Le musiche firmate da Hans Zimmer e Benjamin Wallfisch, subentrati al compositore Jóhann Jóhannsson che aveva già lavorato con Villeneuve per Prisoners, Sicario e Arrival sono potenti, evocative e distorte, un perfetto e riuscito connubio coi paesaggi desolati, fatiscenti e post industriali di buona parte del film.
Harrison Ford torna nei panni di un Rick Deckard invecchiato e immalinconito, terzo (e ultimo?) personaggio iconico che si ritrova a reinterpretare dopo quelli di Han Solo e Indiana Jones (di cui si appresta a riprendere frusta e cappello per la quinta volta). Ryan Gosling si dimostra perfetto nel ruolo dell’agente K, replicante di ultima generazione incaricato di dare la caccia e “ritirare” i vecchi modelli. Il suo è un percorso di sofferta e dolorosa presa di coscienza della propria condizione e del proprio essere, che si accompagna alla struggente e straziante storia d’amore virtuale e impalpabile con Joy, l’ologramma in cerca di un’anima e di un corpo impersonata dalla bellissima Ana de Armas (che rimanda a due personaggi femminili altrettanto strepitosi interpretati da Zoe Kazan e Scarlett Johansson, rispettivamente in Ruby Sparks e in Her).
Un progetto ambizioso e coraggioso, una sfida affrontata con acume e vinta sotto molteplici aspetti.
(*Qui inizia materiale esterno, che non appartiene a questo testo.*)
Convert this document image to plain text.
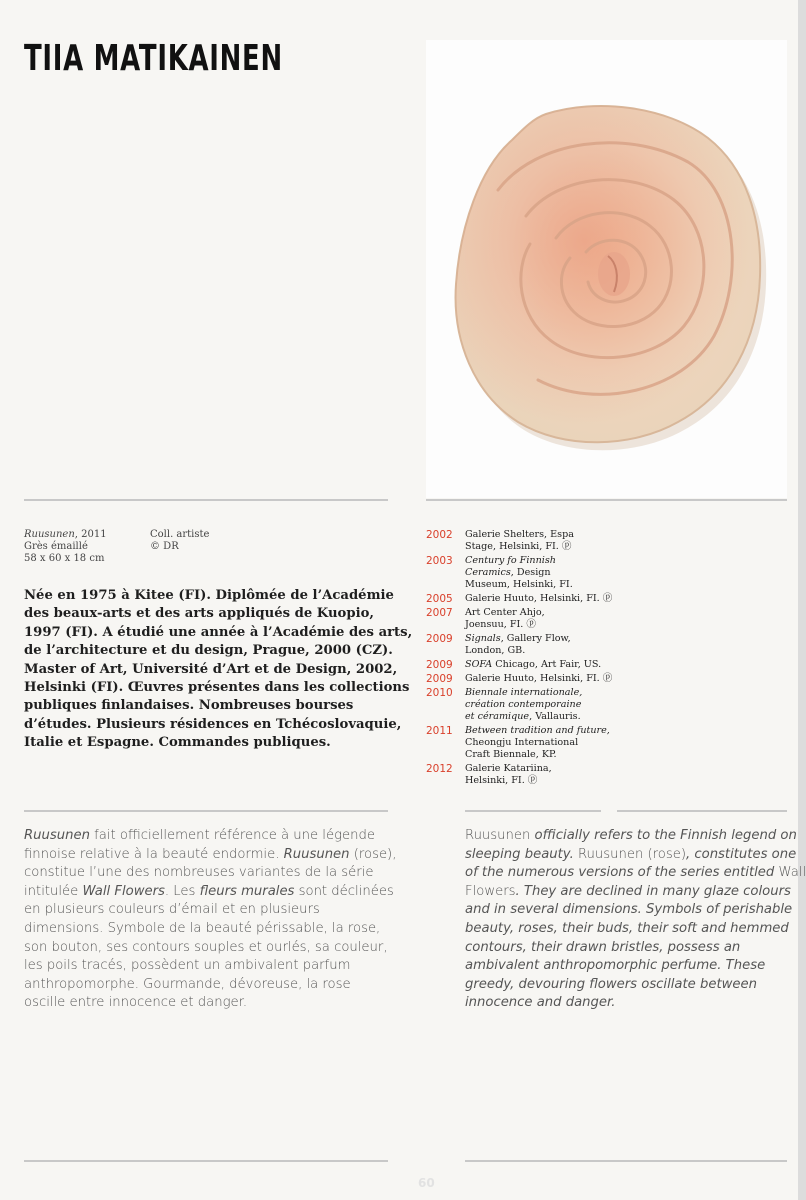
TIIA MATIKAINEN
Ruusunen, 2011
Grès émaillé
58 x 60 x 18 cm
Coll. artiste
© DR
Née en 1975 à Kitee (FI). Diplômée de l’Académie
des beaux-arts et des arts appliqués de Kuopio,
1997 (FI). A étudié une année à l’Académie des arts,
de l’architecture et du design, Prague, 2000 (CZ).
Master of Art, Université d’Art et de Design, 2002,
Helsinki (FI). Œuvres présentes dans les collections
publiques finlandaises. Nombreuses bourses
d’études. Plusieurs résidences en Tchécoslovaquie,
Italie et Espagne. Commandes publiques.
2002	Galerie Shelters, Espa
Stage, Helsinki, FI. ⓟ
2003	Century fo Finnish
Ceramics, Design
Museum, Helsinki, FI.
2005	Galerie Huuto, Helsinki, FI. ⓟ
2007	Art Center Ahjo,
Joensuu, FI. ⓟ
2009	Signals, Gallery Flow,
London, GB.
2009	SOFA Chicago, Art Fair, US.
2009	Galerie Huuto, Helsinki, FI. ⓟ
2010	Biennale internationale,
création contemporaine
et céramique, Vallauris.
2011	Between tradition and future,
Cheongju International
Craft Biennale, KP.
2012	Galerie Katariina,
Helsinki, FI. ⓟ
Ruusunen fait officiellement référence à une légende
finnoise relative à la beauté endormie. Ruusunen (rose),
constitue l’une des nombreuses variantes de la série
intitulée Wall Flowers. Les fleurs murales sont déclinées
en plusieurs couleurs d’émail et en plusieurs
dimensions. Symbole de la beauté périssable, la rose,
son bouton, ses contours souples et ourlés, sa couleur,
les poils tracés, possèdent un ambivalent parfum
anthropomorphe. Gourmande, dévoreuse, la rose
oscille entre innocence et danger.
Ruusunen officially refers to the Finnish legend on
sleeping beauty. Ruusunen (rose), constitutes one
of the numerous versions of the series entitled Wall
Flowers. They are declined in many glaze colours
and in several dimensions. Symbols of perishable
beauty, roses, their buds, their soft and hemmed
contours, their drawn bristles, possess an
ambivalent anthropomorphic perfume. These
greedy, devouring flowers oscillate between
innocence and danger.
60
Plumbeo quanto il suo predecessore (se non di più), visivamente abbacinante, lontano anni luce dai confusi e frenetici blockbuster americani contemporanei, Blade Runner 2049 consacra definitivamente Denis Villeneuve al rango di autore. Il regista canadese decide di osare, non si limita al compitino pulito e anonimo, si spinge in territori nuovi e inesplorati dal film di Ridley Scott e riesce a dar vita ad un immaginario nuovo, suggestivo e dirompente. Se a distanza di trentacinque anni il primo Blade Runner continua a dimostrarsi terribilmente e fascinosamente attuale e contemporaneo, siamo quasi certi che anche il sequel resisterà all’usura del tempo, suscitando riflessioni, dibattiti e discussioni nei decenni a venire. Almeno fino al 2049, almeno fino al prossimo temerario che avrà l’ardire di prenderne il testimone per portarci nelle colonie extramondo e mostrarci cose che noi umani non potremmo immaginarci.